Susan Busch, a health economist and professor in the Yale School of Public Health, delivered the latest lecture in the Edward Zigler Social Policy Lecture Series Friday on private insurance policies for the coverage of mental illness.

Busch’s talk, titled “The Effect of State Parity Laws on Children with Mental Health Care Needs,” presented preliminary data analyzing whether state parity laws reduce the financial burden on families of privately insured children with mental health conditions and whether they help such children receive health care.
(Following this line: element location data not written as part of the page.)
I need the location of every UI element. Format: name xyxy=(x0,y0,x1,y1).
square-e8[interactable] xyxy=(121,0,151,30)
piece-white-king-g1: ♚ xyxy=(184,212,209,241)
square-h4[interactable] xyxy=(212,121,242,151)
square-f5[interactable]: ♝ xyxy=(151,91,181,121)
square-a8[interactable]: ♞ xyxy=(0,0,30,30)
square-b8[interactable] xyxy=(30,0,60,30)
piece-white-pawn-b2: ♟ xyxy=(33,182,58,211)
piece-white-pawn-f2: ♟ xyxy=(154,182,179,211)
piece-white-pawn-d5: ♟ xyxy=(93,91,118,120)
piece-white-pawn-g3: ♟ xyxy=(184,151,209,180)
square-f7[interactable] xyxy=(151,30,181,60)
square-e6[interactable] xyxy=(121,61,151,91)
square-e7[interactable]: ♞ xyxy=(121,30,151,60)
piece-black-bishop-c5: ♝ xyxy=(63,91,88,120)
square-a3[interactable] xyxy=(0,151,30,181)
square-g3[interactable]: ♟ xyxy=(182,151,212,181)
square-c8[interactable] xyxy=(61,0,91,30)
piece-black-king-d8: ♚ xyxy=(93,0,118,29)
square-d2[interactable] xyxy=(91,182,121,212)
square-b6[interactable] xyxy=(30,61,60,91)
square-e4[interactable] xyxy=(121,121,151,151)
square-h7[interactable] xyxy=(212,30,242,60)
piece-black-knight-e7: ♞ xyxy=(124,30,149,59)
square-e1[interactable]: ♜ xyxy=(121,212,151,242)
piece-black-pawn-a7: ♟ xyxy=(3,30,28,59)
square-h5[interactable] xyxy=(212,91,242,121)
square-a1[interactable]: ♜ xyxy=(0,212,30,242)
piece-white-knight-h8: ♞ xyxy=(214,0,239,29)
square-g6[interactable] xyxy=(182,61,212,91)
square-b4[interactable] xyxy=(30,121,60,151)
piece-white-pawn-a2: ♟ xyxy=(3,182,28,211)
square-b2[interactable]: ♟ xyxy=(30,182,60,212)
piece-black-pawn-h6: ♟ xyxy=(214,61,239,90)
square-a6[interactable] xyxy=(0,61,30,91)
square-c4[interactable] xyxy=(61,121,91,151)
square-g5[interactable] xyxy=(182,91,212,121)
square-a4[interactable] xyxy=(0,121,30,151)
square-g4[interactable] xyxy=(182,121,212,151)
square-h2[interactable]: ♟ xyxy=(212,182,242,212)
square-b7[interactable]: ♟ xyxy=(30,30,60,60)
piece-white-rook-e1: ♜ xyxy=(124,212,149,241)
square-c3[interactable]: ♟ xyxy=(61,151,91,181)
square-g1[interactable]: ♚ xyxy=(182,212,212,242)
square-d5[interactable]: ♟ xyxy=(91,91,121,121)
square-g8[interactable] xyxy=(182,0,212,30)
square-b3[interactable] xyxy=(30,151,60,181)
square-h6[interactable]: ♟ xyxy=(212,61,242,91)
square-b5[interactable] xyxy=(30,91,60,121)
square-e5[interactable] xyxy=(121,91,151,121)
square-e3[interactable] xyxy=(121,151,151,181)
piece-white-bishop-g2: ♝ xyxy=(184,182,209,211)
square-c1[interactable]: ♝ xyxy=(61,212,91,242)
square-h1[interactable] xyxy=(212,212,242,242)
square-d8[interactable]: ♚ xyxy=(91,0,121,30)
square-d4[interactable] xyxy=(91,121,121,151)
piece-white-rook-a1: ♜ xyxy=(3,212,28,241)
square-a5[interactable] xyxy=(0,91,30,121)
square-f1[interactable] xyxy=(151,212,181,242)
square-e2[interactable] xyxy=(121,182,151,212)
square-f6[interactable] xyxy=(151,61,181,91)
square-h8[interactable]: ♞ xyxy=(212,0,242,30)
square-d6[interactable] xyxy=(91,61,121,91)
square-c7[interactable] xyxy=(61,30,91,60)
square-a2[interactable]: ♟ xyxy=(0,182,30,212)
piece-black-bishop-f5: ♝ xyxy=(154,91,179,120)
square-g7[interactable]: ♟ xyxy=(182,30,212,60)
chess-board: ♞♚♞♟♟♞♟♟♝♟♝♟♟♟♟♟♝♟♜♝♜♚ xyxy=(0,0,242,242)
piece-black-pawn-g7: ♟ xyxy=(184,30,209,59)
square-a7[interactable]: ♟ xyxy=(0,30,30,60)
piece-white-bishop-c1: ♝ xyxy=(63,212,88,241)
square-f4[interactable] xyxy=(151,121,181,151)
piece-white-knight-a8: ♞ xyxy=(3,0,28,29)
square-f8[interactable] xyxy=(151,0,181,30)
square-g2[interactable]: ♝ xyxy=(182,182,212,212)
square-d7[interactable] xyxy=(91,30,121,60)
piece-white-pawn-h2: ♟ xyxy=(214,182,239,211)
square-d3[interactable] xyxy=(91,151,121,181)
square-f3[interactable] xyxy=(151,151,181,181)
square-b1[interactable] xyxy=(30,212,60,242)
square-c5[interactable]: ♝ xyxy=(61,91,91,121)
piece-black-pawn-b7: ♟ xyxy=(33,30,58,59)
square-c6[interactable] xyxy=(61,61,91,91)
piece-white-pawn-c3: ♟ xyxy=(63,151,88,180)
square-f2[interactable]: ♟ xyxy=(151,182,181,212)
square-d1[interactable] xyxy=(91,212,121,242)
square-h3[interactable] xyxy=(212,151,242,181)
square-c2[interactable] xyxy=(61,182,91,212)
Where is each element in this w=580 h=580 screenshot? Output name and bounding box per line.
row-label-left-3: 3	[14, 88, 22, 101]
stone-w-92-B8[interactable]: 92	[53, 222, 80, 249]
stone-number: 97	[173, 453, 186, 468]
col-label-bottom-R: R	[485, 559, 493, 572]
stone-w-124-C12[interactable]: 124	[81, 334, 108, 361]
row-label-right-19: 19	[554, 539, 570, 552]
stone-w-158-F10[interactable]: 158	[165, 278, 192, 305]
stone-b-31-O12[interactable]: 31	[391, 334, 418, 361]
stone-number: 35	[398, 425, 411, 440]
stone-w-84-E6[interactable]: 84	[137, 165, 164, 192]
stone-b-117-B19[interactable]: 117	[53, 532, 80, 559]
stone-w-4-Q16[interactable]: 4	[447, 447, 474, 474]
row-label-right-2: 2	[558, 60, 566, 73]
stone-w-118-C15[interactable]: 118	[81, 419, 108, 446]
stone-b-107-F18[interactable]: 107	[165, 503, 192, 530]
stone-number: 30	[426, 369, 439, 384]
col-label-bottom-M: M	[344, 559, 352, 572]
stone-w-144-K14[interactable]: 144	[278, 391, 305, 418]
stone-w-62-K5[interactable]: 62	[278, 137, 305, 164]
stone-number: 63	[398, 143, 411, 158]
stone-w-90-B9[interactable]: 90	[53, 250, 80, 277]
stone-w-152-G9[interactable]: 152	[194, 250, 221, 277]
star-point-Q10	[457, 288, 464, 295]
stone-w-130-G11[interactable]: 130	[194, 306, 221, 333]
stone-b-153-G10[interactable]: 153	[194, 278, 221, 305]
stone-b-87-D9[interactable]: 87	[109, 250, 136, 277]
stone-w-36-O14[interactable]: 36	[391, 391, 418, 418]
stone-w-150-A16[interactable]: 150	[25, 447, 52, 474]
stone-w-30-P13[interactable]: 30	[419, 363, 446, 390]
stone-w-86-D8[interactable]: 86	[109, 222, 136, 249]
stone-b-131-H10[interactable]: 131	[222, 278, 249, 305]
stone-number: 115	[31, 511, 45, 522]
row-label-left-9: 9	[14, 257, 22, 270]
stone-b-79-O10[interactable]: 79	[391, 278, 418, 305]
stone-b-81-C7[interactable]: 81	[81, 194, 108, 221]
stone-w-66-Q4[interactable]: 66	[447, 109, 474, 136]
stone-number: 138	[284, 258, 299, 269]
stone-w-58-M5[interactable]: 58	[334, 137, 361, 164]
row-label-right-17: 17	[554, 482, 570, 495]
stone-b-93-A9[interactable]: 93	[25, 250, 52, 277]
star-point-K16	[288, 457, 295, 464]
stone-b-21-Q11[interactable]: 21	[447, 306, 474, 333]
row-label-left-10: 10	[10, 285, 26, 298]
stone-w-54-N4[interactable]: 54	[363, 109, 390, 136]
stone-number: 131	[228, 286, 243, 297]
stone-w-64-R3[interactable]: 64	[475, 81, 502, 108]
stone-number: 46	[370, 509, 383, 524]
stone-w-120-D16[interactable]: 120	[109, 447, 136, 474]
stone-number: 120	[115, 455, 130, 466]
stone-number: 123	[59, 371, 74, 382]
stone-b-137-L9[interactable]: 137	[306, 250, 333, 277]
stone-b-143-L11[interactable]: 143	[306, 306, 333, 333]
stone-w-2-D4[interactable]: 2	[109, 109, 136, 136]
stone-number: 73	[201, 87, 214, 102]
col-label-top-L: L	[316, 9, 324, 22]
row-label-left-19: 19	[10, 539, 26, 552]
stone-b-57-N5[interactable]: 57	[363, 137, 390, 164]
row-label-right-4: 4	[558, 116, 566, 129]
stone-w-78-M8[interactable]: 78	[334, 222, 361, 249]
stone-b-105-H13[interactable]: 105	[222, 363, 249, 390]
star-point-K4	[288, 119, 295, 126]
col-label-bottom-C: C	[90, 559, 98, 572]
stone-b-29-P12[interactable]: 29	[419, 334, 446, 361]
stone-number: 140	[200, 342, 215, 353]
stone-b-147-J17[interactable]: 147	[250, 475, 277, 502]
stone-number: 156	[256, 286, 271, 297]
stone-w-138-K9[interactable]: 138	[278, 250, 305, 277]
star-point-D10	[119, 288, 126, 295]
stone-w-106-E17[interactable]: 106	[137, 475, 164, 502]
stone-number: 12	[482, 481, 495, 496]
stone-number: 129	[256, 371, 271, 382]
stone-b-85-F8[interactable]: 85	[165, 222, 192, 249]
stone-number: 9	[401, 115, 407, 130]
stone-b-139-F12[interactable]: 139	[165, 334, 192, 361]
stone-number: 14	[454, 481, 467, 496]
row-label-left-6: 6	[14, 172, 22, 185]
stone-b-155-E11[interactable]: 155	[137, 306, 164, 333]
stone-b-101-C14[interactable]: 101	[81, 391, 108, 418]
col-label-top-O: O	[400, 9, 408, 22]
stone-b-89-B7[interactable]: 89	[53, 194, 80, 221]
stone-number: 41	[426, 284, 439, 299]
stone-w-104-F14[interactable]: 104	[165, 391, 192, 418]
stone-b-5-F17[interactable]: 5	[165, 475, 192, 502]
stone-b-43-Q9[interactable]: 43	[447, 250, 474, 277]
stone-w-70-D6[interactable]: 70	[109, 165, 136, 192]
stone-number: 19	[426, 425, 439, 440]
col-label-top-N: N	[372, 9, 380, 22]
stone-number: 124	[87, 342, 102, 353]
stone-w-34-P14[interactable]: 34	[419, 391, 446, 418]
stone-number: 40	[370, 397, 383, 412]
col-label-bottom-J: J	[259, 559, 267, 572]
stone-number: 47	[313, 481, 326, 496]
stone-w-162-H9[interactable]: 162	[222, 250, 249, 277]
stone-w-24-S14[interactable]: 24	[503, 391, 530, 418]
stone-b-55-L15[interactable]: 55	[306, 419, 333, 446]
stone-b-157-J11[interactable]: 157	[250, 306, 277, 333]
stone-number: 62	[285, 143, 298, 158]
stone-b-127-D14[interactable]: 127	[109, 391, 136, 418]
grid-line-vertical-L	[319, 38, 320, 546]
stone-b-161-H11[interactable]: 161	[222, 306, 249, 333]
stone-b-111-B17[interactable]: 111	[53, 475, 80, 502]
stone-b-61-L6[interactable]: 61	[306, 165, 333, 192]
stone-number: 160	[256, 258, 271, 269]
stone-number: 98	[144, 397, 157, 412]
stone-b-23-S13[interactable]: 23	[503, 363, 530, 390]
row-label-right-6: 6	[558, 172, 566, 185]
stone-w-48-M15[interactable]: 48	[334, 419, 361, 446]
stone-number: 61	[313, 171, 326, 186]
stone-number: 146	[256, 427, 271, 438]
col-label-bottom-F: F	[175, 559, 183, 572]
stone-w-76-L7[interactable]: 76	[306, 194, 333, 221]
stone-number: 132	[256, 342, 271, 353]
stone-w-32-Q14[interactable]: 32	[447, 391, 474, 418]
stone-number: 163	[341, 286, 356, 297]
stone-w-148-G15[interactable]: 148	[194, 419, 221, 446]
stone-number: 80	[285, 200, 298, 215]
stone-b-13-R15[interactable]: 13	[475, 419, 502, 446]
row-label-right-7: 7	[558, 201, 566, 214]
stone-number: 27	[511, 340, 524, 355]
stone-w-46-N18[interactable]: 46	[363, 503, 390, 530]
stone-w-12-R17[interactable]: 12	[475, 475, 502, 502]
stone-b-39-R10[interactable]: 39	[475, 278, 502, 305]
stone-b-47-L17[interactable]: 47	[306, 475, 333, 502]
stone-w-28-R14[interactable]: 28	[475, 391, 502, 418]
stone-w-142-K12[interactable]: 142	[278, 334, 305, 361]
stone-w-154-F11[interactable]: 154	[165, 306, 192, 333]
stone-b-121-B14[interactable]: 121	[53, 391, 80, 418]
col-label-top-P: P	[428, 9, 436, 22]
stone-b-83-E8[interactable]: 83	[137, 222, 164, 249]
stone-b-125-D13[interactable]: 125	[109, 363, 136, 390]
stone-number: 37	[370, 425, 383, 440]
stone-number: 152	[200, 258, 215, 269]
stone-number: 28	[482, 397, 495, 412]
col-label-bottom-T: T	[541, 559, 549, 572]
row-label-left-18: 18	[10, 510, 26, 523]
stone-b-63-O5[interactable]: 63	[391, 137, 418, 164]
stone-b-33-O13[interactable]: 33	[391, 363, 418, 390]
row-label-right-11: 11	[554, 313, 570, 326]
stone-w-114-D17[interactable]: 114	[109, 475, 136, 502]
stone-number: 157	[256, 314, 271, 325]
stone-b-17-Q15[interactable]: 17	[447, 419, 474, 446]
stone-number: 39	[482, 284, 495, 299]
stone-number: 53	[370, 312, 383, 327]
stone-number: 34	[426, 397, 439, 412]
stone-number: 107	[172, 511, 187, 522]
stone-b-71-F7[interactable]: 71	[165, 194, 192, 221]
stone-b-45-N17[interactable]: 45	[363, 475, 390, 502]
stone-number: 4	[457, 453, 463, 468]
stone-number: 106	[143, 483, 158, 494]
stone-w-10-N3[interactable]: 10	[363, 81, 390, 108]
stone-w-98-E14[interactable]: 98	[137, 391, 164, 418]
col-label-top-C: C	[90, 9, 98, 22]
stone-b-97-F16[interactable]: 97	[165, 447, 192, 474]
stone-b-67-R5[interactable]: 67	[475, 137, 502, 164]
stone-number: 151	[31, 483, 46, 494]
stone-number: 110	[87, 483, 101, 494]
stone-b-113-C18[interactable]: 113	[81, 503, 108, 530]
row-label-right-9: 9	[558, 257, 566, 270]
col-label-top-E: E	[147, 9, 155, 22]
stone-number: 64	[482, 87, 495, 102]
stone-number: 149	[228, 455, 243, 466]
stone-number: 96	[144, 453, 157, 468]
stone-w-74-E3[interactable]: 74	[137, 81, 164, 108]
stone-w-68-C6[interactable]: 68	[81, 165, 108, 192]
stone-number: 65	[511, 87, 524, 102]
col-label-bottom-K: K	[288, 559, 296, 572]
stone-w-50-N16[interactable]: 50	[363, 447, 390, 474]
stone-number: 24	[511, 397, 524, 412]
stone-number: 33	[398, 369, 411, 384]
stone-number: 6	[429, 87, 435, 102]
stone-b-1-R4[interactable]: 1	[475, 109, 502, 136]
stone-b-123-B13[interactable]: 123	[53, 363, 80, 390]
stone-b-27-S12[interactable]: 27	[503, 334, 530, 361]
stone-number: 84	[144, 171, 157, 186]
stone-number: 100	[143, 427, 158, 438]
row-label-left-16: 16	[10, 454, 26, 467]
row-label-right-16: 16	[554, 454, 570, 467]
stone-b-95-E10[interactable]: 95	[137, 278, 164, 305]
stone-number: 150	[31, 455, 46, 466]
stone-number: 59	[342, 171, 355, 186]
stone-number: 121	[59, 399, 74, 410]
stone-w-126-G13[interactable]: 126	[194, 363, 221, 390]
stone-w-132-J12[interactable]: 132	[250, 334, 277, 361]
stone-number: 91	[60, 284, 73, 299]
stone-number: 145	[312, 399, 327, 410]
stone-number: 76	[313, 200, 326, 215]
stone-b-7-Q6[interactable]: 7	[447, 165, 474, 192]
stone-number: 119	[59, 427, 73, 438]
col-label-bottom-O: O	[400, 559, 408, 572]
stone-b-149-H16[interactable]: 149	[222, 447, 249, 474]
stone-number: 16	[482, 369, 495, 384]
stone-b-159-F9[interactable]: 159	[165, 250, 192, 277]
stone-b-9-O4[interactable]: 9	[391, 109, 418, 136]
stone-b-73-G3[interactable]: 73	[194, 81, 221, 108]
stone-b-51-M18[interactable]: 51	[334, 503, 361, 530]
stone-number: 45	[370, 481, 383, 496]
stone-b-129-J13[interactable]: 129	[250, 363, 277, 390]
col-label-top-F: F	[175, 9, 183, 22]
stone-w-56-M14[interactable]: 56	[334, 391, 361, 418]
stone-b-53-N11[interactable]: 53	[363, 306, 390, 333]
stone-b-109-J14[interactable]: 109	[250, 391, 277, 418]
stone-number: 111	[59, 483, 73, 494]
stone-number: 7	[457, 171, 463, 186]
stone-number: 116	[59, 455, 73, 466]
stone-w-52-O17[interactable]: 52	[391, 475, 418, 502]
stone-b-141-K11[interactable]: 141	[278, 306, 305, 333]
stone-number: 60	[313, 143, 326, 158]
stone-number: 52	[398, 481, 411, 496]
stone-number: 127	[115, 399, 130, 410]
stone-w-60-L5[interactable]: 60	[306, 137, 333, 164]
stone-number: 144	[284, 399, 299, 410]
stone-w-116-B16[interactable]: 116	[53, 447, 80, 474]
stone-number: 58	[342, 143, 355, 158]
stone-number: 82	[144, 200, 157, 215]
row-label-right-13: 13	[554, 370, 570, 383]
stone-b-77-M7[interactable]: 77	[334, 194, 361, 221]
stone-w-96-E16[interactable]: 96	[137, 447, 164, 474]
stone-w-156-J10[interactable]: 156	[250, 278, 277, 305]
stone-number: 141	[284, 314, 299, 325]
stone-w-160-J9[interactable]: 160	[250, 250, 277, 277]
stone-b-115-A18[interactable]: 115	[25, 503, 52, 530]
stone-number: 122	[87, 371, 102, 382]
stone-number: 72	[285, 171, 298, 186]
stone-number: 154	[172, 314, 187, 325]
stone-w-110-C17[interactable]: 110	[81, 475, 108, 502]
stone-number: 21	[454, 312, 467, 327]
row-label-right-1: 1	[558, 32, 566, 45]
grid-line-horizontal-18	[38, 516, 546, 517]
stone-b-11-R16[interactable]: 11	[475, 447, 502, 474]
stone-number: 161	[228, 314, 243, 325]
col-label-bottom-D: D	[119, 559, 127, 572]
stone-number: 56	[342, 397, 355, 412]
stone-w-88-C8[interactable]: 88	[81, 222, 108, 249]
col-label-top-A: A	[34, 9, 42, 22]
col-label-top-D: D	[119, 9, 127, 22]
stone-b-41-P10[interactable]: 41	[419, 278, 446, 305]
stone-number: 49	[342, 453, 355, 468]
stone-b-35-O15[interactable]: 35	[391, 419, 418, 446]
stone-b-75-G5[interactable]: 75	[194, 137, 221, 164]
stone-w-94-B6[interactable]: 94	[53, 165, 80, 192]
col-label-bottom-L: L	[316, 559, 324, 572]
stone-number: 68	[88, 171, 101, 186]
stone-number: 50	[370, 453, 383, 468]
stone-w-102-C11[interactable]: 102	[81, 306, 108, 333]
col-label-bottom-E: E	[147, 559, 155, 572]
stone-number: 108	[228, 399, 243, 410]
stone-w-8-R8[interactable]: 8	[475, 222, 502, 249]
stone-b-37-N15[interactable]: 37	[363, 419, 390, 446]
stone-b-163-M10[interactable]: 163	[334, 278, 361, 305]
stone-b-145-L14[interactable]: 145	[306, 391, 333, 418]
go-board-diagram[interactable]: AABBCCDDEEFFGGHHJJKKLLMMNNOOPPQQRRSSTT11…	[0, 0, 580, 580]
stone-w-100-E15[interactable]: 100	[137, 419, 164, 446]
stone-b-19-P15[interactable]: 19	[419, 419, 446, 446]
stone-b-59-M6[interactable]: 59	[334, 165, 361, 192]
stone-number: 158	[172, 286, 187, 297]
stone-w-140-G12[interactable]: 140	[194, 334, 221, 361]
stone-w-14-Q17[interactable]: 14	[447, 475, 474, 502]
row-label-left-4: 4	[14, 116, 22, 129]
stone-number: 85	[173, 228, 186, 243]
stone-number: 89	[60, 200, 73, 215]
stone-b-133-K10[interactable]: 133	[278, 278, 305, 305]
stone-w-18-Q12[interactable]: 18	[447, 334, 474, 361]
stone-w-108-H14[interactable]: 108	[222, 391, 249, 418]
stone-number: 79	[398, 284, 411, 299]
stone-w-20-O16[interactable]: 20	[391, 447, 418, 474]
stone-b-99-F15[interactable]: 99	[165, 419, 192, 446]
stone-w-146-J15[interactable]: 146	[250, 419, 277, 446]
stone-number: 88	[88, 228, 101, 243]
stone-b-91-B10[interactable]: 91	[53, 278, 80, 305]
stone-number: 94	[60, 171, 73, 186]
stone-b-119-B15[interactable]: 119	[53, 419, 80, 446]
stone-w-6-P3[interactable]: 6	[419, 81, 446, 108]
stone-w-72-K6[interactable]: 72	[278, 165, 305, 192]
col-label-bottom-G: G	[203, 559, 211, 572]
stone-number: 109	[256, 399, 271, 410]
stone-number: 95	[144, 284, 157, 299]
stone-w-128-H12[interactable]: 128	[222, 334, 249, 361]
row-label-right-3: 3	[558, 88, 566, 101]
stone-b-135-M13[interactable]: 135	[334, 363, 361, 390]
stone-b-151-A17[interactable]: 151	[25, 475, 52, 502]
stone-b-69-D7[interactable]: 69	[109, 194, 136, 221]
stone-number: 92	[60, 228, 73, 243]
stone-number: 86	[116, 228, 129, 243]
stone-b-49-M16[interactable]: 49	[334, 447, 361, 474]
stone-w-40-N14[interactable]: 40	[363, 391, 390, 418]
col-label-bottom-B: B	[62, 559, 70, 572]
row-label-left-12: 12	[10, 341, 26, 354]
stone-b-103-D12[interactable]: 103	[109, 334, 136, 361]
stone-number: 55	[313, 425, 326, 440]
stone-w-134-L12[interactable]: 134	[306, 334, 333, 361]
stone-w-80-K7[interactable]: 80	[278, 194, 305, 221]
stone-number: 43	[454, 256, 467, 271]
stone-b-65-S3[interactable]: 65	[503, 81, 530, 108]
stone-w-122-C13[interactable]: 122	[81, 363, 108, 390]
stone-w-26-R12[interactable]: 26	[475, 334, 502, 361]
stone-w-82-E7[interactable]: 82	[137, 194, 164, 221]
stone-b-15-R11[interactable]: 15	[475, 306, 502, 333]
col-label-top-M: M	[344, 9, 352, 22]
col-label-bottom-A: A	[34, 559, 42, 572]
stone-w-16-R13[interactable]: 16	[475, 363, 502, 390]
Parity legislation attempts to make insurance companies treat mental health care needs with the same standards as general health care needs. Currently, Busch said, some insurance plans allot different amounts of coverage for general and mental health care, including the number of times a patient may visit a doctor. Some insurance companies, she said, also require higher cost-sharing for mental health care expenses.

Busch said that because the paper has not yet been published, the results are only preliminary. Using data from the 2000 State and Local Area Integrated Telephone Survey of Children with Special Health Care Needs, however, Busch’s preliminary results indicate that families in states with parity laws have reduced financial burden compared to families in states without parity laws.

Busch said studies in the 1970s showed that increased cost-sharing controlled the more elastic demand for mental health care, taken as an indication that patients did not value mental health care.

“We have a very different health care market now,” she said. “In an era of managed care, this rationale is less valid.”

Busch’s data were limited by the specific questions asked in the survey and the inability to identify insurance plans exempt from state parity laws. She said her findings suggest that further work needs to be done on the potential financial benefits for families with a child with a mental illness.

Some audience members agreed with Busch that the area merits further study.

“It just seems like there hasn’t been a lot of work in this area, and it’s really important,” Jennifer Titus EPH ’07 said. “It could really impact society as a whole.”

Others audience members said they remained skeptical that parity laws actually benefit children with mental health care needs.

“I wasn’t really convinced by her,” Zigler Center fellow Mikle South said.

Limited parity legislation has been passed, but with little real effect, Busch said. The federal government passed the Mental Health Parity Act in 1996, and many state laws mimic this legislation. But Busch said such laws are merely symbolic.

Previous research on state parity laws have found that they had little effect, Busch said.

“This research differs from all previous research in that we look at children specifically and also that we look at measures of financial burden,” Busch said.

She said some insurance companies also limit mental health care coverage to dissuade those with higher expected costs from enrolling.

“They don’t want to attract people with mental [health care] needs, so it’s a race to the bottom,” Busch said.